10 Aug Inspiration
Many entrepreneurs are drawn to the sheer joy of creation and innovation. They may be motivated by wanting to find meaning in their life, contribute to the benefit of society, or achieve a variety of other aspirational goals.
Walt Disney appears to be one such entrepreneur, his very name connoting the excitement of magic and family entertainment. There is no question that Disney was dedicated to fostering such feelings among the public, possibly founded on the desperation that may have fueled his desire to be successful.
In some respects, the construction of Disneyland was the culmination of Disney’s entire career. He conceived the theme park as a brighter, cleaner version of the American amusement park. He envisioned it as a “Magic Kingdom” where families could escape from the real world into imaginary lands like Fantasyland, Tomorrowland, and Frontierland. Disney had first offered escape through movies and cartoons, but Disneyland took fantasy worlds from the big screen and made them as real as possible.
Andrew Carnegie also was partly driven by a strong desire to contribute to society. In Carnegie’s case, he hoped to elevate the masses by giving them the same access to the education and opportunity he had worked to achieve. More than any of the other famous tycoons of the 19th century, Carnegie is remembered today mostly as a philanthropist. He gave millions (billions in today’s dollars) in support of libraries, colleges, and other social institutions.
Like many who are inspired to help others, Carnegie took his inspiration from the guidance and support he received early in life. Young Carnegie relied on Colonel James Anderson, a successful Pittsburgh-area businessman who allowed working boys to use his massive personal library on weekends. Carnegie took full advantage of the opportunity, borrowing and reading books at a furious pace.
In his autobiography, Carnegie wrote, “In this way, the windows were opened in the walls of my dungeon through which the light of knowledge streamed in…It was from my own early experience that I decided there was no use to which money could be applied so productive of good to boys and girls … as the founding of a public library in a community which is willing to support it.” When Carnegie became wealthy, one of his central philanthropic endeavors was the endowment of more than 2,500 Carnegie libraries in communities around the world.
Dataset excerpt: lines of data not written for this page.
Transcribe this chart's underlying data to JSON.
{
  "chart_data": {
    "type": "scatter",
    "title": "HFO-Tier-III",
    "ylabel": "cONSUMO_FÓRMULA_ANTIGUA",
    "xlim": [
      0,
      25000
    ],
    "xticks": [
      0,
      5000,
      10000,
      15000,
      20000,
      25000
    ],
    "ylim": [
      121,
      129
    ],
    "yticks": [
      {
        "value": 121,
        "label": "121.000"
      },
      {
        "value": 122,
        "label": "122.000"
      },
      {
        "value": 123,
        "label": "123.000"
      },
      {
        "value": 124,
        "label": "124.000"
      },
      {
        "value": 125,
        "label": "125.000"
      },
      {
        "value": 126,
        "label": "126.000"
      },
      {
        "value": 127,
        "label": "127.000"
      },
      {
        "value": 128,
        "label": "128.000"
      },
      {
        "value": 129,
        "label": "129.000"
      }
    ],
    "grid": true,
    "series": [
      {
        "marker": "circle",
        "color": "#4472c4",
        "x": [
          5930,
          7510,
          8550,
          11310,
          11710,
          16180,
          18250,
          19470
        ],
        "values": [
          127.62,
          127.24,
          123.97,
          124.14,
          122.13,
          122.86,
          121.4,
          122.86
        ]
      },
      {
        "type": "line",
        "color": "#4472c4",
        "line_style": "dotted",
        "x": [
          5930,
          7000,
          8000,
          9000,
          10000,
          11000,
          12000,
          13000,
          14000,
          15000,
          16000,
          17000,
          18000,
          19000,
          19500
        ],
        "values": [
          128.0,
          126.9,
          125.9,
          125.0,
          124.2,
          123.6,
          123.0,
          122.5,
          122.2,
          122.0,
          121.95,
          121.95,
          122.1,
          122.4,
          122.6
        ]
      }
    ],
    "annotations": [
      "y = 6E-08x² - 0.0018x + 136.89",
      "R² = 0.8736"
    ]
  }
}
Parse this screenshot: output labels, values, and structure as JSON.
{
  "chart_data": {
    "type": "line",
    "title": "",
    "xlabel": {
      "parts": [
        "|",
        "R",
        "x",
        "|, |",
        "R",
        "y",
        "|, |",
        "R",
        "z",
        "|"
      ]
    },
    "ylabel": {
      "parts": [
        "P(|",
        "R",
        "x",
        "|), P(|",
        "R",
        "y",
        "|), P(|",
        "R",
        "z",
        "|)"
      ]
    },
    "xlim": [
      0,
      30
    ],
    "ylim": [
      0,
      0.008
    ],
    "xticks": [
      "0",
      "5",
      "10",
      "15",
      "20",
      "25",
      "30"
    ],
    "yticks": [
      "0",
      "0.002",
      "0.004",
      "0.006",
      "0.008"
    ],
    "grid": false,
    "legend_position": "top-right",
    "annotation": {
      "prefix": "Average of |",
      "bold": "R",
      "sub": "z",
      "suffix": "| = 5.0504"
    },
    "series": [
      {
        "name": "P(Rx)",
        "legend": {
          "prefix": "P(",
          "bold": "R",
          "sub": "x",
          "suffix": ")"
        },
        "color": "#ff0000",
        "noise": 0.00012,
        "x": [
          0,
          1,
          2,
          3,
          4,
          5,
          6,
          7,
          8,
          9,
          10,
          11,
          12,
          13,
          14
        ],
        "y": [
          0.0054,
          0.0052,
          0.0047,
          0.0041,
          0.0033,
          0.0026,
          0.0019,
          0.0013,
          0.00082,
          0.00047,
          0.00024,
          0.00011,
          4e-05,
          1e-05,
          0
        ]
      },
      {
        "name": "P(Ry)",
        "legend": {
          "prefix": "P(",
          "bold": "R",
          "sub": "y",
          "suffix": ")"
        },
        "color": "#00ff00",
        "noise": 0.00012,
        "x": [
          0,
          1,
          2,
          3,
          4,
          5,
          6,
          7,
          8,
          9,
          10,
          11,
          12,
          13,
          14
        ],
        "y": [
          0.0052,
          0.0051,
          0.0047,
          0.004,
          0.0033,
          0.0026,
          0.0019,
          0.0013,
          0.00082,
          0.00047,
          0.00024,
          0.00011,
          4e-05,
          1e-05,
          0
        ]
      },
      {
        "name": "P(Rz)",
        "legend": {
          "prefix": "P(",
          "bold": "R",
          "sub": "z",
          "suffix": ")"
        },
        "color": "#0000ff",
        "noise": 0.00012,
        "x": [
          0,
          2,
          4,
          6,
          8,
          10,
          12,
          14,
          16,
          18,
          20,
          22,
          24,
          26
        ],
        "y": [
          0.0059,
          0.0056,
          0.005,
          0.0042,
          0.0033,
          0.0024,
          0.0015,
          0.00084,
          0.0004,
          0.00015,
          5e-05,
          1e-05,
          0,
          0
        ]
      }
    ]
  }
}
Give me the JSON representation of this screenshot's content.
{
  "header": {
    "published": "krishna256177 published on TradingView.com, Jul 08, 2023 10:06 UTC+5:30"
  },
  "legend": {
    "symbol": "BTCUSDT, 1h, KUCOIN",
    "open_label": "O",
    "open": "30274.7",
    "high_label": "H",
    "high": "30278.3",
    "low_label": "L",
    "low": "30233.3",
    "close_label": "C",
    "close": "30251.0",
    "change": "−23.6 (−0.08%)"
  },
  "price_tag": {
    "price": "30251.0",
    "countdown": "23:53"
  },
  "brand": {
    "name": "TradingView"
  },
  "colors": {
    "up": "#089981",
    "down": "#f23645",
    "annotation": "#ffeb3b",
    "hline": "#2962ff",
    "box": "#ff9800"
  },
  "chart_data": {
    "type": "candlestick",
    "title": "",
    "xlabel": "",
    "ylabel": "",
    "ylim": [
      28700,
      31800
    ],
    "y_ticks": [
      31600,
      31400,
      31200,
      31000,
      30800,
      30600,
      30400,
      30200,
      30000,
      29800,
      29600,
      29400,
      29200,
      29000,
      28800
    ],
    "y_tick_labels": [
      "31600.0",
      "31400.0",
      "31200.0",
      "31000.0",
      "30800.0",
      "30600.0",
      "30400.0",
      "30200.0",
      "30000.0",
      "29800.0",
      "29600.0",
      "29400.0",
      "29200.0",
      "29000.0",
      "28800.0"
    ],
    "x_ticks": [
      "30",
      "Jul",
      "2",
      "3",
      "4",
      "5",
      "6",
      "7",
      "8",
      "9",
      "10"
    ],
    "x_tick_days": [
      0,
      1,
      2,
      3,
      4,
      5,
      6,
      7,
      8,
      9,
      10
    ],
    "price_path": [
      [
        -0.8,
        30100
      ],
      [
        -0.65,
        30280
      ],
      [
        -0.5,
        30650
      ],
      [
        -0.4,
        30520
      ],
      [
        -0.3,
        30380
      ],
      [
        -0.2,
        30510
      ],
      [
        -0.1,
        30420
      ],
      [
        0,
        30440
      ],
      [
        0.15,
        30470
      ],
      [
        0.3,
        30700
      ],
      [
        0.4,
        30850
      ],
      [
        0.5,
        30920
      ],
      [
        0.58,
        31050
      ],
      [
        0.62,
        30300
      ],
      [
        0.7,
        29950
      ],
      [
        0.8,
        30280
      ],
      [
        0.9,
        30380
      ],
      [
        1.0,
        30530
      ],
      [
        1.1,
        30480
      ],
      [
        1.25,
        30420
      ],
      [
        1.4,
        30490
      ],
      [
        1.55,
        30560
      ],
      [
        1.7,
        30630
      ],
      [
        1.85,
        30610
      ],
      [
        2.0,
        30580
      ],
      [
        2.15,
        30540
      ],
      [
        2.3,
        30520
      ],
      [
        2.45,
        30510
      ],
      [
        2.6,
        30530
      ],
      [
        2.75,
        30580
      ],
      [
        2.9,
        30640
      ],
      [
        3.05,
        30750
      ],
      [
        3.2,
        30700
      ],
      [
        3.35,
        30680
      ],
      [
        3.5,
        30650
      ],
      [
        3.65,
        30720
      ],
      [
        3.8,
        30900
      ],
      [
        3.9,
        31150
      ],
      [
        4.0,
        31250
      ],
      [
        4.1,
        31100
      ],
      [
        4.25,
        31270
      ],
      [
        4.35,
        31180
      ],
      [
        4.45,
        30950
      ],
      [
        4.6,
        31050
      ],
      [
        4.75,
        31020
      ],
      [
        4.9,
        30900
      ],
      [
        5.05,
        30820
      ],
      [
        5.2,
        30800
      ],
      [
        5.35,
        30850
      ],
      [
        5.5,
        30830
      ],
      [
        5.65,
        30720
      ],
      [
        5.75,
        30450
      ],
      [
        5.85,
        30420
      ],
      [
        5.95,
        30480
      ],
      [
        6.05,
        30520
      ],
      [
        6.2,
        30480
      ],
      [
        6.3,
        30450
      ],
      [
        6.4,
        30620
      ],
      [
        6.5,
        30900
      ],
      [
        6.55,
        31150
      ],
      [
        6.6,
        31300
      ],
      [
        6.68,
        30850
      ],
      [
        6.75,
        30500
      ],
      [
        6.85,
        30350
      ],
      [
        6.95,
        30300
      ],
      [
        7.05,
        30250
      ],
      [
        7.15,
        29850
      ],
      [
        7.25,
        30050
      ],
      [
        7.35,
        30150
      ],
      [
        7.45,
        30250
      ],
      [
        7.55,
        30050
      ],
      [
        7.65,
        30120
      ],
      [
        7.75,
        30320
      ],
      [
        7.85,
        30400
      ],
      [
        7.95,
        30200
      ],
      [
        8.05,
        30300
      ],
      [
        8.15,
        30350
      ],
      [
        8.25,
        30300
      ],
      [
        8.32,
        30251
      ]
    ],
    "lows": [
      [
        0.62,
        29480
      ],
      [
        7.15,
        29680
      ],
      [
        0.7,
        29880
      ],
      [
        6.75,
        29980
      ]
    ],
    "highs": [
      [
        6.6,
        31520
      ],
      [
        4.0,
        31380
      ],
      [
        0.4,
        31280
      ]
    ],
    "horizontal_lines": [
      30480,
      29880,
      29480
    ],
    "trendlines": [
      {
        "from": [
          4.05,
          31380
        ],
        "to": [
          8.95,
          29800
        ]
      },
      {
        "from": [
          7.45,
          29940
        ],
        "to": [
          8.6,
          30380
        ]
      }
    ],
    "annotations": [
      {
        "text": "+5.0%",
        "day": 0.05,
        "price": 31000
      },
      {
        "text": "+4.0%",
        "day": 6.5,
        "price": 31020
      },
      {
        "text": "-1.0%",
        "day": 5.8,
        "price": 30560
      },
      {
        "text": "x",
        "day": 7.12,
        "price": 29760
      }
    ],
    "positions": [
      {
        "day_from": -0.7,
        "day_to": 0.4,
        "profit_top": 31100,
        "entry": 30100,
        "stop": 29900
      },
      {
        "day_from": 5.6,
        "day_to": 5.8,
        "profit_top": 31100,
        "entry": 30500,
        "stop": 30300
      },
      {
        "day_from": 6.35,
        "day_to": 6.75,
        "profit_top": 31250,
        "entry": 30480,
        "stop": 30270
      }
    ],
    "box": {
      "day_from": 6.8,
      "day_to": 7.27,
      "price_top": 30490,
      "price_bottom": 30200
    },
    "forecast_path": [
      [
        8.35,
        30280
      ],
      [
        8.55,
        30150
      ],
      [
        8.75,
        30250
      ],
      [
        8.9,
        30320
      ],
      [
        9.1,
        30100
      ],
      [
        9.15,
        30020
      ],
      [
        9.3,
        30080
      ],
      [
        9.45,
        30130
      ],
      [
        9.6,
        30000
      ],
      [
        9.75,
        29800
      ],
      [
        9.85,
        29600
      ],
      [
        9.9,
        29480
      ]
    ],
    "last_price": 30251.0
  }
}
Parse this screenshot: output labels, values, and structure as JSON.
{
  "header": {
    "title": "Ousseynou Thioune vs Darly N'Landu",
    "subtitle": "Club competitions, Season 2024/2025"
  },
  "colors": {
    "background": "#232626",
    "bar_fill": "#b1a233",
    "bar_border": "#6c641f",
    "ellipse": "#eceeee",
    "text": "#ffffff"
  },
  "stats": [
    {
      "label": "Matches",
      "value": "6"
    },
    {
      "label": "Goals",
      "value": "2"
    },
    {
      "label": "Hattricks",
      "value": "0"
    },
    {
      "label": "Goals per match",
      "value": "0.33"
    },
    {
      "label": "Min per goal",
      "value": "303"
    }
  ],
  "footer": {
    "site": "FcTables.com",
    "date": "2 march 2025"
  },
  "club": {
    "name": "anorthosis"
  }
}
Carnegie also donated generously to various colleges, helping to found Pittsburgh’s Carnegie Mellon University. He contributed significantly to African American educational and economic organizations like the Tuskegee Institute and Booker T. Washington’s Negro Business League. After leaving a generous bequest to his wife and daughter, he willed the vast bulk of his fortune to the various organizations and causes he had supported during his life.
While it was common in his day for the wealthy to make charitable donations, Carnegie went far beyond what others did. Clearly, his clicking point was the inspiration that carried him from poverty to extreme wealth and provided the incentive to offer educational resources for those who wanted to improve their minds to live more fulfilling lives.
The clicking point of inspiration is unlike the six preceding clicking points as they are based on urgencies from which the entrepreneur seeks liberation. Inspiration is different because the motivation to succeed comes from the desire to improve the general well-being of others. Entrepreneurs who are inspired to achieve success do so because they wish to leave a legacy that improves the human condition and brings more light to the lives of people who are either struggling or would benefit from living their lives in a new and better way.
1. A clicking point defines a person by giving them purpose and drive.
2. Clicking points are highly personal, and emotionally charged, often a compensation for a painful experience early in life.
3. When an entrepreneur finds their clicking point, they become unstoppable.
4.A person’s clicking point has nothing to do with money, success, or business, but everything to do with their self-perception and their need to find inner harmony and emotional balance.
5. 100% of successful entrepreneurs are compelled by “clicking points” that push them forward through failure to eventual success.